The clinical role of EZH2 in radiation resistance has not been reported DAPT concentration before. However, several studies have suggested the possible involvement of EZH2 in radiation resistance. Recent evidence from Hung’s group suggests that enhanced expression of EZH2 promotes breast CSC expansion through impairment of the DNA damage repair protein Rad51 and the activation of RAF1-ERK-β-catenin signaling [11].

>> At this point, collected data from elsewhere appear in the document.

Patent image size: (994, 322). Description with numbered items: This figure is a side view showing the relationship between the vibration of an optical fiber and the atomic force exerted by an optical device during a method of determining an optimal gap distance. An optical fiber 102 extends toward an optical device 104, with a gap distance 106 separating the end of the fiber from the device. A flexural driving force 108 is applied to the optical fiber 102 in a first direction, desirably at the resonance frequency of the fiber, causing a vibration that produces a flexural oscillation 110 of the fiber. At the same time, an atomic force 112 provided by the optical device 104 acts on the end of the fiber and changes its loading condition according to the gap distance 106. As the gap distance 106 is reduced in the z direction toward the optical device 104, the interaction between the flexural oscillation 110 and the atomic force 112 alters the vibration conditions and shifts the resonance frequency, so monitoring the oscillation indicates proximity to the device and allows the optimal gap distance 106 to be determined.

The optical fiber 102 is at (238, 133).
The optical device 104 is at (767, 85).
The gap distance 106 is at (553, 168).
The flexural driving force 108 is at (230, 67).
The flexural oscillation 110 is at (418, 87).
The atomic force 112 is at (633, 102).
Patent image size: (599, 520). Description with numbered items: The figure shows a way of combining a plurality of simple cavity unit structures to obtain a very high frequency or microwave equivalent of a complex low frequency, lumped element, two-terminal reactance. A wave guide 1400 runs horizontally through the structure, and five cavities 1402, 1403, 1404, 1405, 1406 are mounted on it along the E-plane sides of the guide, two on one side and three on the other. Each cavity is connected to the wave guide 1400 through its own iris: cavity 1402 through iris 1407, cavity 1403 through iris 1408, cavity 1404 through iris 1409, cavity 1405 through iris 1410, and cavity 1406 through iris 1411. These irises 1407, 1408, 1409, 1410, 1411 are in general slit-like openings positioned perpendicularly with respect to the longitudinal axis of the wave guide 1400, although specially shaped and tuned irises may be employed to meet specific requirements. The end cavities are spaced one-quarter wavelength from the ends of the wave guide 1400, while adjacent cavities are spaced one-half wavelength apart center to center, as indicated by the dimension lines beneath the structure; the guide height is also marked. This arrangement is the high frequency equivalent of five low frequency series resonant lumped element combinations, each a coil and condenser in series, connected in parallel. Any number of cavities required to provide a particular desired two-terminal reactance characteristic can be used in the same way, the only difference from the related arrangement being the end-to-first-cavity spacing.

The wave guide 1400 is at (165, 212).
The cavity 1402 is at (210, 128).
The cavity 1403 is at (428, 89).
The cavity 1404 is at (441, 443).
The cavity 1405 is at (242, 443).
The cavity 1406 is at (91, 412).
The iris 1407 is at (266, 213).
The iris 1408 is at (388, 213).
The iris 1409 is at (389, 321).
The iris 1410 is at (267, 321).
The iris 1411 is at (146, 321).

They showed that EZH2-mediated downregulation of DNA damage repair leads to accumulation of recurrent RAF1 gene amplification in breast CSCs, which activates p-ERK-β-catenin signaling to promote CSC expansion. They further revealed that targeting EZH2 downstream activation pathways such as RAF1-ERK signaling with the MEK inhibitor AZD6244 could prevent
breast cancer progression by eliminating CSCs. They further showed that HIF1α, a known mediator of radioresistance in breast cancer, activates the EZH2 gene and increases EZH2 expression under hypoxic conditions [11]. Other studies have also supported the possible PRIMA-1MET in vitro role for EZH2 in modulating radiation response. Dong et al demonstrated that overexpression of Bmi-1, another PcG protein similar to EZH2, elicits radioprotective effects in keratinocytes by mitigating the genotoxic effects of radiation through epigenetic mechanisms [15]. In another study, EX 527 nmr pharmacologic inhibition of EZH2 induced radiation sensitivity in atypical teratoid/rhabdoid tumors in vitro [16], and silencing EZH2 with RNAi enhanced radiation sensitivity in lung cancer cells [17]. Collectively, these data together with our current findings that EZH2 is associated with local out failure in IBC patients support the hypothesis that EZH2 has a significant role in promoting resistance to radiation treatment. However, it remains unknown which, if any, of the known mechanisms of EZH2 activity actually modulates resistance to radiation therapy. We and others have provided evidence that breast CSCs are resistant
to radiation through upregulation of stem cell self renewal pathways including β-catenin and Notch signaling [3,4] and other studies have shown that CSCs contribute to radioresistance by preferential activation of the DNA damage checkpoint response and increased DNA repair capacity and by maintaining low ROS levels [18,19]. EZH2 has been shown to promote CSC expansion and maintenance [11,20] and to impair DNA repair via downregulation of Rad51 [11,21]. These findings seem paradoxical given that downregulation of Rad51 is expected to increase radiosensitivity but CSC expansion has been linked with radiation resistance. Further studies are warranted to elucidate this paradox by examining how EZH2 activates radiation resistance mechanisms in breast cancer cells.